Espina: Death of a lawyer

ANYONE who still harbors the illusion that the City of Smiles is somehow insulated from the bloody mayhem unleashed by Presidente Rodrigo Duterte should now be disabused after the murder of lawyer Rafael Atotubo by all too common “riding-in-tandem” killers.

The hit on Atotubo – that is exactly what it was, a well-planned, well-executed assassination – is the perfect demonstration of the culture of impunity that has long infested Philippine society but never as markedly as now, under a president who seems to revel in death.

The lawyer’s murder was so brazen, carried out just before high noon on a busy street in full view of multiple witnesses, as if the killers were proclaiming: “So what if you see us? We won’t be caught anyway.”

Could it signal open season on Bacolod and Bacolodnons as Duterte’s “war on drugs” intensifies, just as he pledged in his third State of the Nation Address, “as relentless and chilling, if you will, as on the day it began”?

After the spike in killings in Iloilo and Cebu cities, is it then our turn?

It is hard to shake off this worry given the fact that, according to news reports quoting the authorities and people who knew him, he mostly handled drug cases, often as the defense lawyer.

It would be terribly wrong – not to mention utterly stupid – to ever think this could somehow justify the cruel fate visited upon him. This is the mindset that drives the war on drugs, a take-no-prisoners attitude that has little patience for the rules of evidence and basic human rights.

Think of what would happen if, say, lawyers stopped taking on clients to defend for fear they might come to harm or worse. As the Integrated Bar of the Philippines Negros Occidental chapter, denouncing Atotubo’s murder, correctly points out:

“Any attack against a lawyer weakens the practice of law and demoralizes lawyers from fulfilling their sworn duty to defend their clients. It threatens the independence of lawyers and judges, hindering their pursuit toward an effective administration of justice.”
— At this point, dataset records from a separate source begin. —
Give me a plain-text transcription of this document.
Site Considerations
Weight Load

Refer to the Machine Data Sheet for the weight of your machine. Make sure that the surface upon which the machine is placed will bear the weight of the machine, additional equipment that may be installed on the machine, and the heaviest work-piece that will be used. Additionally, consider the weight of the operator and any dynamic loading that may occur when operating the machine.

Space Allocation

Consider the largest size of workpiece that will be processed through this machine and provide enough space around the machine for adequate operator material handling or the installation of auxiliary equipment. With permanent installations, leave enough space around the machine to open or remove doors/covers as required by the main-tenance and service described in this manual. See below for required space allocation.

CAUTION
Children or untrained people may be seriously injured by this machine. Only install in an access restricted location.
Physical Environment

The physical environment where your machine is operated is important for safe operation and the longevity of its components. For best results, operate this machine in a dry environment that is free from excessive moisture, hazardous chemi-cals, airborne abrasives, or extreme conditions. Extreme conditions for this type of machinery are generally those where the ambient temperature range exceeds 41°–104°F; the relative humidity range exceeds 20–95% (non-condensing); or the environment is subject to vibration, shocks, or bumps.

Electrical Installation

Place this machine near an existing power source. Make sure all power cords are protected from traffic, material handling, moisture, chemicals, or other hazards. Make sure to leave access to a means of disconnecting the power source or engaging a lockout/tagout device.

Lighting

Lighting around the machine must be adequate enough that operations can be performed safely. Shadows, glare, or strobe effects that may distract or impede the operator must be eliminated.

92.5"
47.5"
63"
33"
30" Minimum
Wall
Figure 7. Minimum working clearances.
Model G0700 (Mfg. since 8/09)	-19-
Do I hear protestations of, “If you have done nothing wrong, you have nothing to fear?” That, of course, is an opinion that holds true only until you are wrongly accused, arrested, or worse. What recourse would you have without a lawyer to look after your interests and mount a legal defense for you?

Presumption of innocence is universally accepted to be an inviolable right. Section 14 of Article III, or the Bill of Rights of the 1987 Constitution, explicitly states:

(1) No person shall be held to answer for a criminal offense without due process of law.
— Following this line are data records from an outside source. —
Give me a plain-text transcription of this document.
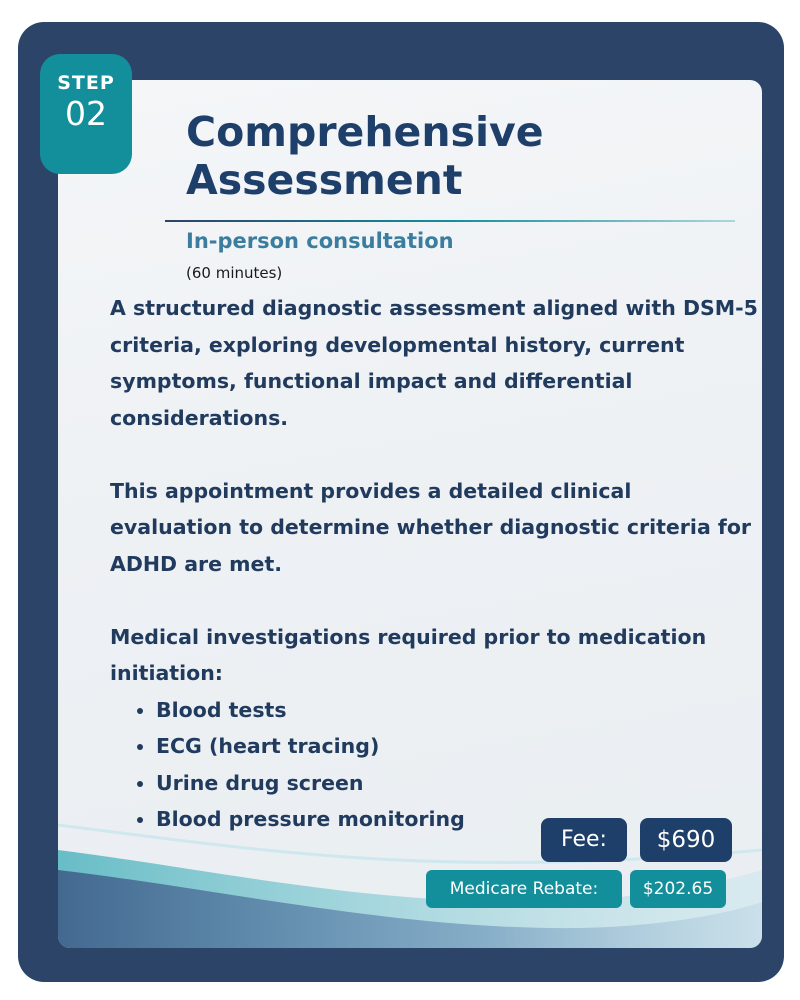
STEP
02	Comprehensive Assessment
In-person consultation
(60 minutes)

A structured diagnostic assessment aligned with DSM-5 criteria, exploring developmental history, current symptoms, functional impact and differential considerations.

This appointment provides a detailed clinical evaluation to determine whether diagnostic criteria for ADHD are met.

Medical investigations required prior to medication initiation:

• Blood tests
• ECG (heart tracing)
• Urine drug screen
• Blood pressure monitoring
Fee:	$690
Medicare Rebate:	$202.65
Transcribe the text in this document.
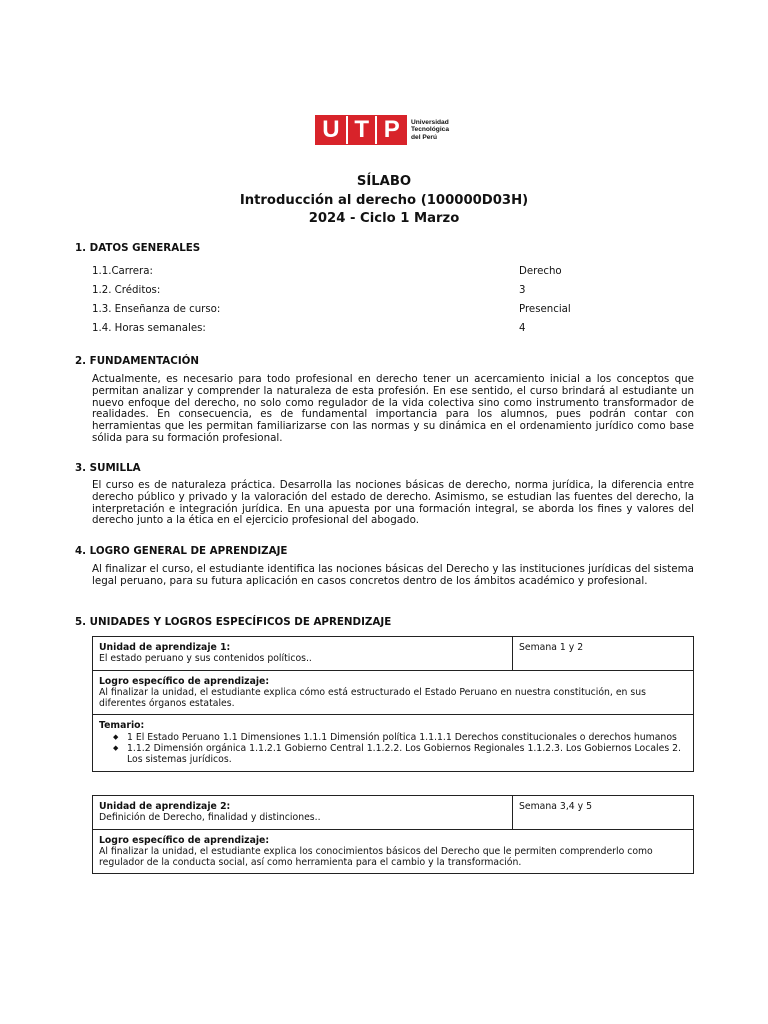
U T P Universidad
Tecnológica
del Perú
SÍLABO
Introducción al derecho (100000D03H)
2024 - Ciclo 1 Marzo
1. DATOS GENERALES
1.1.Carrera:	Derecho
1.2. Créditos:	3
1.3. Enseñanza de curso:	Presencial
1.4. Horas semanales:	4
2. FUNDAMENTACIÓN
Actualmente, es necesario para todo profesional en derecho tener un acercamiento inicial a los conceptos que permitan analizar y comprender la naturaleza de esta profesión. En ese sentido, el curso brindará al estudiante un nuevo enfoque del derecho, no solo como regulador de la vida colectiva sino como instrumento transformador de realidades. En consecuencia, es de fundamental importancia para los alumnos, pues podrán contar con herramientas que les permitan familiarizarse con las normas y su dinámica en el ordenamiento jurídico como base sólida para su formación profesional.
3. SUMILLA
El curso es de naturaleza práctica. Desarrolla las nociones básicas de derecho, norma jurídica, la diferencia entre derecho público y privado y la valoración del estado de derecho. Asimismo, se estudian las fuentes del derecho, la interpretación e integración jurídica. En una apuesta por una formación integral, se aborda los fines y valores del derecho junto a la ética en el ejercicio profesional del abogado.
4. LOGRO GENERAL DE APRENDIZAJE
Al finalizar el curso, el estudiante identifica las nociones básicas del Derecho y las instituciones jurídicas del sistema legal peruano, para su futura aplicación en casos concretos dentro de los ámbitos académico y profesional.
5. UNIDADES Y LOGROS ESPECÍFICOS DE APRENDIZAJE
Unidad de aprendizaje 1:
El estado peruano y sus contenidos políticos..
	Semana 1 y 2

Logro específico de aprendizaje:
Al finalizar la unidad, el estudiante explica cómo está estructurado el Estado Peruano en nuestra constitución, en sus diferentes órganos estatales.

Temario:
◆ 1 El Estado Peruano 1.1 Dimensiones 1.1.1 Dimensión política 1.1.1.1 Derechos constitucionales o derechos humanos
◆ 1.1.2 Dimensión orgánica 1.1.2.1 Gobierno Central 1.1.2.2. Los Gobiernos Regionales 1.1.2.3. Los Gobiernos Locales 2. Los sistemas jurídicos.
Unidad de aprendizaje 2:
Definición de Derecho, finalidad y distinciones..
	Semana 3,4 y 5

Logro específico de aprendizaje:
Al finalizar la unidad, el estudiante explica los conocimientos básicos del Derecho que le permiten comprenderlo como regulador de la conducta social, así como herramienta para el cambio y la transformación.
(2) In all criminal prosecutions, the accused shall be presumed innocent until the contrary is proved.

It is, alas, an all too common misconception that lawyers who defend crime suspects must be morally bankrupt or involved in the same shady business as their clients and thus, in the context of the war on drugs, would deserve the same fate as those Duterte deems less than human.

Of course, there is no denying there are lawyers who fit that description. One only has to look at those close to Duterte, who loves to stress that he once was a fiscal and, in the same breath, boast that he used to plant evidence and take other liberties with the law.
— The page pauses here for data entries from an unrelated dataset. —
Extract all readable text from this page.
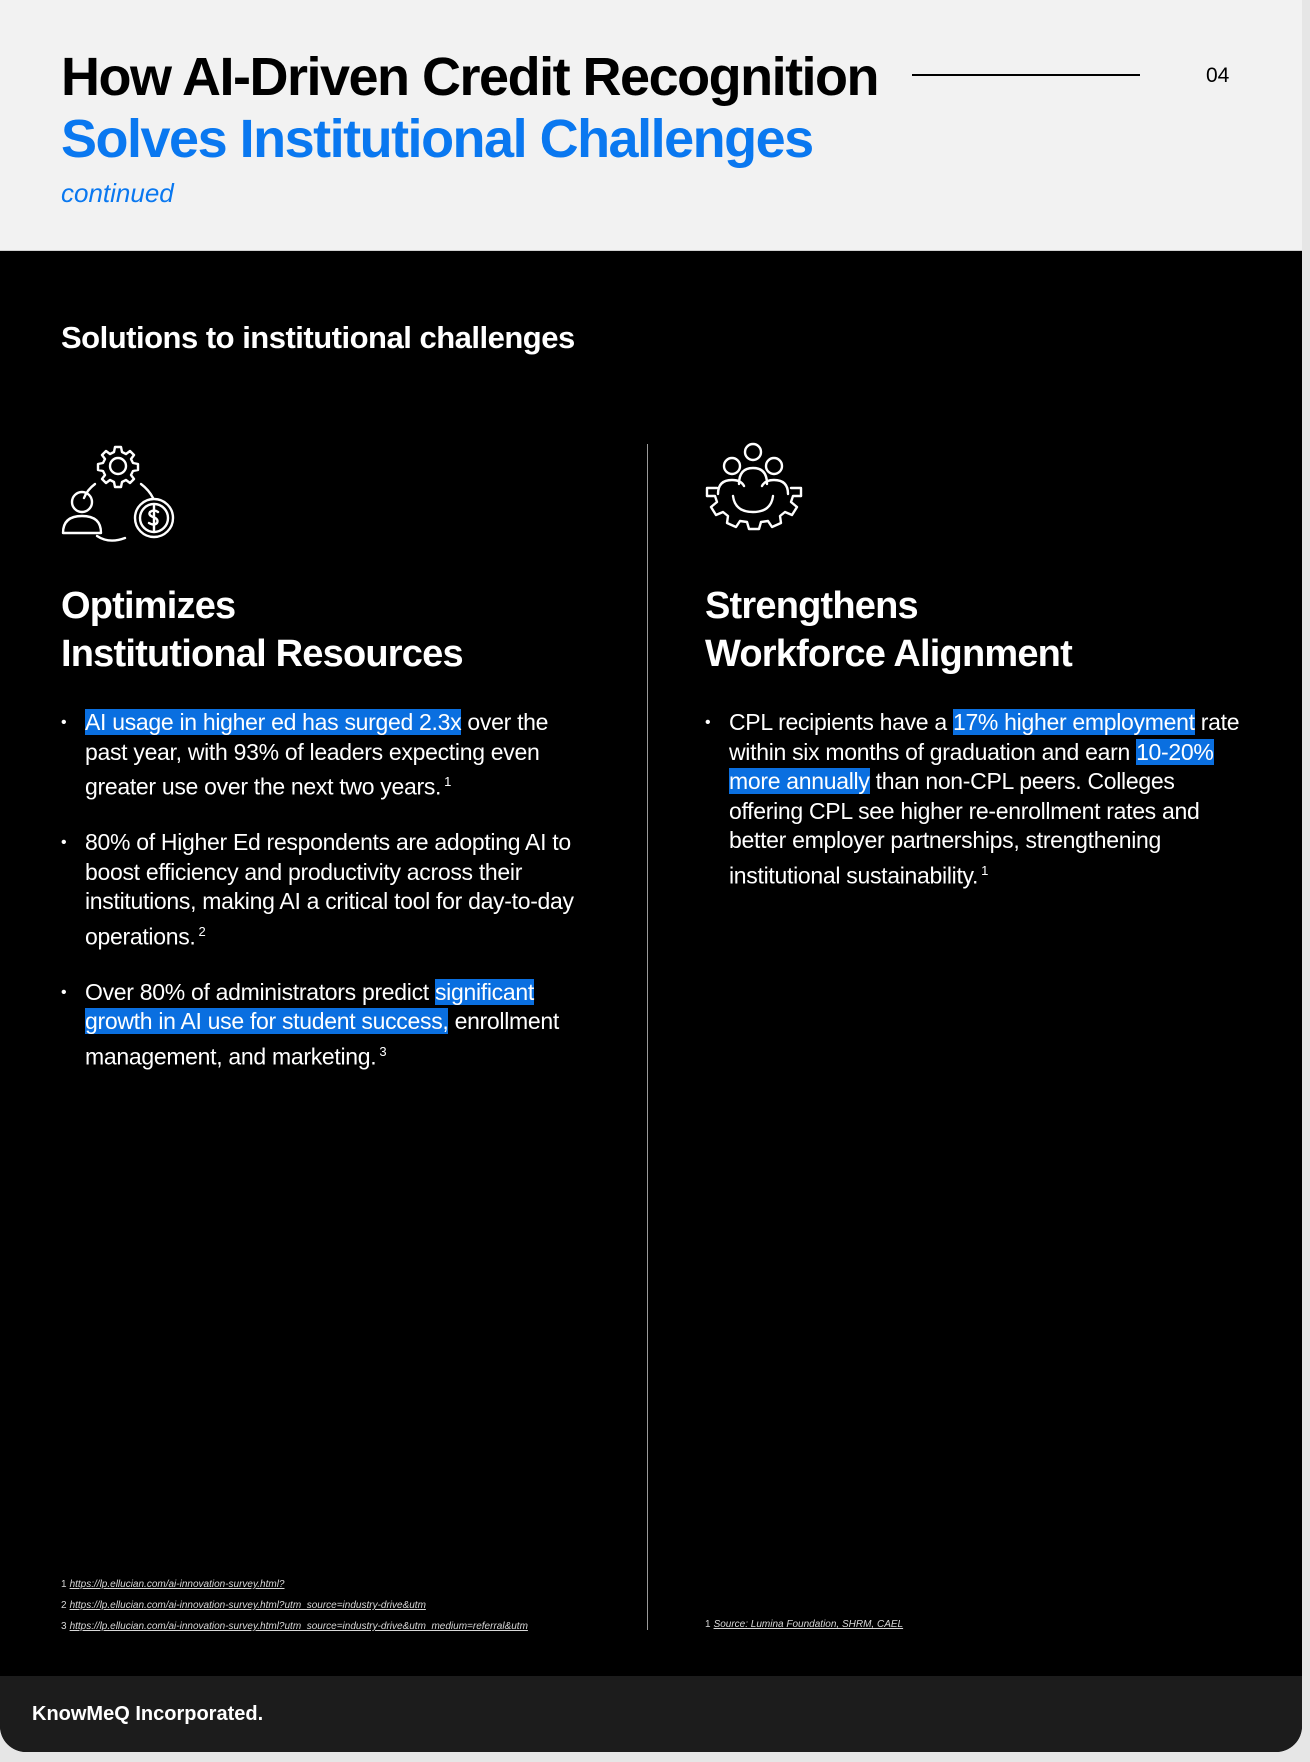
How AI-Driven Credit Recognition
Solves Institutional Challenges

continued

04
Solutions to institutional challenges
Optimizes
Institutional Resources
• AI usage in higher ed has surged 2.3x over the past year, with 93% of leaders expecting even greater use over the next two years. $^1$
• 80% of Higher Ed respondents are adopting AI to boost efficiency and productivity across their institutions, making AI a critical tool for day-to-day operations. $^2$
• Over 80% of administrators predict significant growth in AI use for student success, enrollment management, and marketing. $^3$
1 https://lp.ellucian.com/ai-innovation-survey.html?
2 https://lp.ellucian.com/ai-innovation-survey.html?utm_source=industry-drive&utm
3 https://lp.ellucian.com/ai-innovation-survey.html?utm_source=industry-drive&utm_medium=referral&utm
Strengthens
Workforce Alignment
• CPL recipients have a 17% higher employment rate within six months of graduation and earn 10-20% more annually than non-CPL peers. Colleges offering CPL see higher re-enrollment rates and better employer partnerships, strengthening institutional sustainability. $^1$
1 Source: Lumina Foundation, SHRM, CAEL
KnowMeQ Incorporated.
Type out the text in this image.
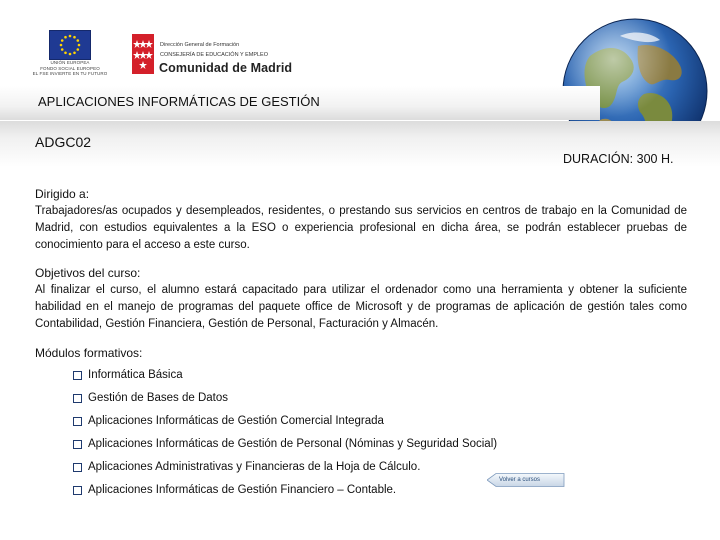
UNIÓN EUROPEA
FONDO SOCIAL EUROPEO
EL FSE INVIERTE EN TU FUTURO
Dirección General de Formación
CONSEJERÍA DE EDUCACIÓN Y EMPLEO
Comunidad de Madrid
APLICACIONES INFORMÁTICAS DE GESTIÓN
ADGC02
DURACIÓN: 300 H.
Dirigido a:
Trabajadores/as ocupados y desempleados, residentes, o prestando sus servicios en centros de trabajo en la Comunidad de Madrid, con estudios equivalentes a la ESO o experiencia profesional en dicha área, se podrán establecer pruebas de conocimiento para el acceso a este curso.
Objetivos del curso:
Al finalizar el curso, el alumno estará capacitado para utilizar el ordenador como una herramienta y obtener la suficiente habilidad en el manejo de programas del paquete office de Microsoft y de programas de aplicación de gestión tales como Contabilidad, Gestión Financiera, Gestión de Personal, Facturación y Almacén.
Módulos formativos:
Informática Básica
Gestión de Bases de Datos
Aplicaciones Informáticas de Gestión Comercial Integrada
Aplicaciones Informáticas de Gestión de Personal (Nóminas y Seguridad Social)
Aplicaciones Administrativas y Financieras de la Hoja de Cálculo.
Aplicaciones Informáticas de Gestión Financiero – Contable.
Volver a cursos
But so sacrosanct is a presumption of innocence that the State is actually obliged to provide you with a lawyer if you cannot afford a lawyer of your choice.

Indeed, as the IBP-Negros Occidental points out: “Ultimately an attack against a lawyer is a threat against civil liberties and should not be tolerated.”

This is why we, residents of Bacolod City, should join Atotubo’s colleagues to condemn and demand justice for his death, for our rights and our very lives may be at stake.

But just as important, we should lay the ultimate accountability where it belongs, on a leader and government that have nothing but contempt for our basic rights and made murder official state policy.

The murder of lawyers – like the murders of drug suspects, of activists, of journalists, of priests, of indigenous people – is the inevitable offshoot of official disdain for rule of law and due process.

We can turn a blind eye on all these only at our own peril.